Linden jedoch zauderte. Sie war bereits erschöpft. Ceers Blut verkrustete langsam ihre Hose, und was aus Covenant geworden war, wußte sie nicht. Was sie getan hatte, hinterließ in ihrem Mund einen metallischen Geschmack des Entsetzens. Erst Hergrom und nun Ceer. Wie ihre Mutter.

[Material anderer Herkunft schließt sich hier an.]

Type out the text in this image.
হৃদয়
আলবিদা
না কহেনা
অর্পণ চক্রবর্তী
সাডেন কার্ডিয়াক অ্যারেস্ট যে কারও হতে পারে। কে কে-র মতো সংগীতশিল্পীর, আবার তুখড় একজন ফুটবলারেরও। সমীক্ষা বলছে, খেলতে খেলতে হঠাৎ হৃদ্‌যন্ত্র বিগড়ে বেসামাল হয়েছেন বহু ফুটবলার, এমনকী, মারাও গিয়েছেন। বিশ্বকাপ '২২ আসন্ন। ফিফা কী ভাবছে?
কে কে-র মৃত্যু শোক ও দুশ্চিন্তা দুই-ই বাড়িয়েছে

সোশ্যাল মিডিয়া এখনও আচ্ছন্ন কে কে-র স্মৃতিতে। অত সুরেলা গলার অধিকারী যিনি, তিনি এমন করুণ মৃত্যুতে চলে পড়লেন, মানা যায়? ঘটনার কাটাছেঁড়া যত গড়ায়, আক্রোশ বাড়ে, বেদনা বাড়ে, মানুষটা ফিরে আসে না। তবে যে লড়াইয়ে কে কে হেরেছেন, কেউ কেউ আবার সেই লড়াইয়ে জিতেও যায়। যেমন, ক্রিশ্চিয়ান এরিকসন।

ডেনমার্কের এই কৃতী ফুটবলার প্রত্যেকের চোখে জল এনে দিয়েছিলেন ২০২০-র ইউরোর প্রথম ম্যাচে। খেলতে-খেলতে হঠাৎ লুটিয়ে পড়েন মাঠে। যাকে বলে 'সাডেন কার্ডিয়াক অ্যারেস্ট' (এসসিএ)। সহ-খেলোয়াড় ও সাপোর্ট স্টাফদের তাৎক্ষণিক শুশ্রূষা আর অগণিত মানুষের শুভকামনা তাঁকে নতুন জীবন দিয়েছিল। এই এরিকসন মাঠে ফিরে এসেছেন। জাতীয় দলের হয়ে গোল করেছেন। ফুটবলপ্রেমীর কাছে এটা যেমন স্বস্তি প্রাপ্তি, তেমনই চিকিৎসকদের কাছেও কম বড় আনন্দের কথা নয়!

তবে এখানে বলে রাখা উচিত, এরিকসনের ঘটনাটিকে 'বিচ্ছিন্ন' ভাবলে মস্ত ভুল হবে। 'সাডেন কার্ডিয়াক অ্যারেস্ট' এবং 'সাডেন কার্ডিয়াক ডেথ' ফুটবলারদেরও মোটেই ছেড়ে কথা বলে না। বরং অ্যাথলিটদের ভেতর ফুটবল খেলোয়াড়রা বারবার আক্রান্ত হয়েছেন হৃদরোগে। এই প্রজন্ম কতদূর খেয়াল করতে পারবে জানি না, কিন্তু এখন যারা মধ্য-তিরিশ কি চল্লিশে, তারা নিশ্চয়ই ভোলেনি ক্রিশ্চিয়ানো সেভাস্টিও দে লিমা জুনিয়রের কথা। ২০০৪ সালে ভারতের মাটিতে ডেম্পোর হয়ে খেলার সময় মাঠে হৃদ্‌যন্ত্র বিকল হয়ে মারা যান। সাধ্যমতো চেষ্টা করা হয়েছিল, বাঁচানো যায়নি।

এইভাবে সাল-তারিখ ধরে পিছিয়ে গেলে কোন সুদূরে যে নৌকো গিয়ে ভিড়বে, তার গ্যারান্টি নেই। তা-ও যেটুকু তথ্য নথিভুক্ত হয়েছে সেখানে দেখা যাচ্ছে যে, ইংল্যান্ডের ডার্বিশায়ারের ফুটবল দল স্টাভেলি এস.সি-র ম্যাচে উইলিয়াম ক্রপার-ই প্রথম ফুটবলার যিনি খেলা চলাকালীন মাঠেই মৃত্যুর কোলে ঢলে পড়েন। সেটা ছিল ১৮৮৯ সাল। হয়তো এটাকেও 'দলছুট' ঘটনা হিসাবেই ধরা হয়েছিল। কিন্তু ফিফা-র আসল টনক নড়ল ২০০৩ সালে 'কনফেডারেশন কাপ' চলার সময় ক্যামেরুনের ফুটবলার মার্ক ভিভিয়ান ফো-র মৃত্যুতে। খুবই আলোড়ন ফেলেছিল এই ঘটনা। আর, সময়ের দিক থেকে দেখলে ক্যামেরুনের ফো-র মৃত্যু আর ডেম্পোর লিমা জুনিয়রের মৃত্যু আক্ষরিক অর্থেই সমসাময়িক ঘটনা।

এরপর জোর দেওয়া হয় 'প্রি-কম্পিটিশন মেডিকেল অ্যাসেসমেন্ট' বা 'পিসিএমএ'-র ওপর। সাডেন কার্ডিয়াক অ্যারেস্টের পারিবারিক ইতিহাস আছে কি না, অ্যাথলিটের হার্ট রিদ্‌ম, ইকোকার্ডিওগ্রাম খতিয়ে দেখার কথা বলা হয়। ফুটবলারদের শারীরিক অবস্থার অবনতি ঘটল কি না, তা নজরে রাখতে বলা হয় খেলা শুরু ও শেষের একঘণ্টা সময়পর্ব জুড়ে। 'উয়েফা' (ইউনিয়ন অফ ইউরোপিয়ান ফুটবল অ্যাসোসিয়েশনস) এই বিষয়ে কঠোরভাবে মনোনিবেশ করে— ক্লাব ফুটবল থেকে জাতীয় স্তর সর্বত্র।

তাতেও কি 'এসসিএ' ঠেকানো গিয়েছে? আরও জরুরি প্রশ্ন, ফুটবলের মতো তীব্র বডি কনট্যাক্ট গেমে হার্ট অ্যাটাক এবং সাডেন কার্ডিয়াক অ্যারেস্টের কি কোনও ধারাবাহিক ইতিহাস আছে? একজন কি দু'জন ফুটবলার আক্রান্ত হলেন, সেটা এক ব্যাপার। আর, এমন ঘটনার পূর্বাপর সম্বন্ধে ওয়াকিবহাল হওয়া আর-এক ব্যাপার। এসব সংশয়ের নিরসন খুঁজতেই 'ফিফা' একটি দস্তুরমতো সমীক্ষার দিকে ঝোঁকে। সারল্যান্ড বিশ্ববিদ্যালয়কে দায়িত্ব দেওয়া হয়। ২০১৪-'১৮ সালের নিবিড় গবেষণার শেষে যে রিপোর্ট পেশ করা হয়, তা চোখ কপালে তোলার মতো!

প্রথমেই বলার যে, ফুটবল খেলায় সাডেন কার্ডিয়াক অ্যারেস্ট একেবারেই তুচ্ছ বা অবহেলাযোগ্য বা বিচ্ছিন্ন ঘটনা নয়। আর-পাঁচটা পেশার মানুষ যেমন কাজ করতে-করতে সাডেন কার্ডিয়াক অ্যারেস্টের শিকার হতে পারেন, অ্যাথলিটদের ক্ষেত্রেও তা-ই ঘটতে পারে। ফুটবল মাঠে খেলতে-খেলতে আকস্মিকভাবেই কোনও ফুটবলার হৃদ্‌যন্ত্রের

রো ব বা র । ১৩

Die Ärzte hatten sich geweigert, die Verantwortung für den Tod ihrer Mutter zu tragen; heute war Linden selbst Ärztin, und sie hatte versucht, Ceer umzubringen. Und Covenant war fort.
Während die Erste mit Blankehans die Flucht fortsetzte, drehte sich Linden zur Sandbastei um, forschte nach Anzeichen von Energie, die angezeigt hätten, daß Covenant noch lebte. Aber nichts dergleichen war zu sehen. Die Festung ragte am Nachthimmel empor wie eine riesige Ruine. Hinter ihren bleichen Mauern herrschte eine Dunkelheit, die der Mondschein nicht zu durchdringen vermochte. Der einzige Beweis irgendeines Lebens war das Heulen der Sirenen. Sie gellten, als könnten sie in ihrer Empörung nie wieder besänftigt werden. Lindens rechter Arm hing an ihrer Seite, als hätte sie Covenants Lepra auf sich genommen. Unbeholfen tat sie einige Schritte in die Richtung der Sandbastei.
Cail packte sie am Arm, riß sie herum, als wolle er sie schlagen. Doch Pechnase und Seeträumer waren nicht aus ihrer Nähe gewichen. Pechnases Augen glommen, als er Cails Hand beiseite stieß. Ein entlegener Teil von Lindens Innenleben fragte sich, ob sie den Arm verlieren würde. Pechnase winkte Seeträumer heran. Unverzüglich hob der stumme Riese Linden auf seine Arme. Indem er sie so trug, wie er sie durch die Sarangrave-Senke befördert hatte, eilte er Blankehans und der Ersten hinterdrein.
Allmählich schwoll das Sirenengeheul in der Ferne ab. Die Gruppe der Gefährten bewegte sich viel schneller voran, als Covenant jemals zu folgen imstande sein konnte. Falls er überhaupt noch fähig war zum Folgen.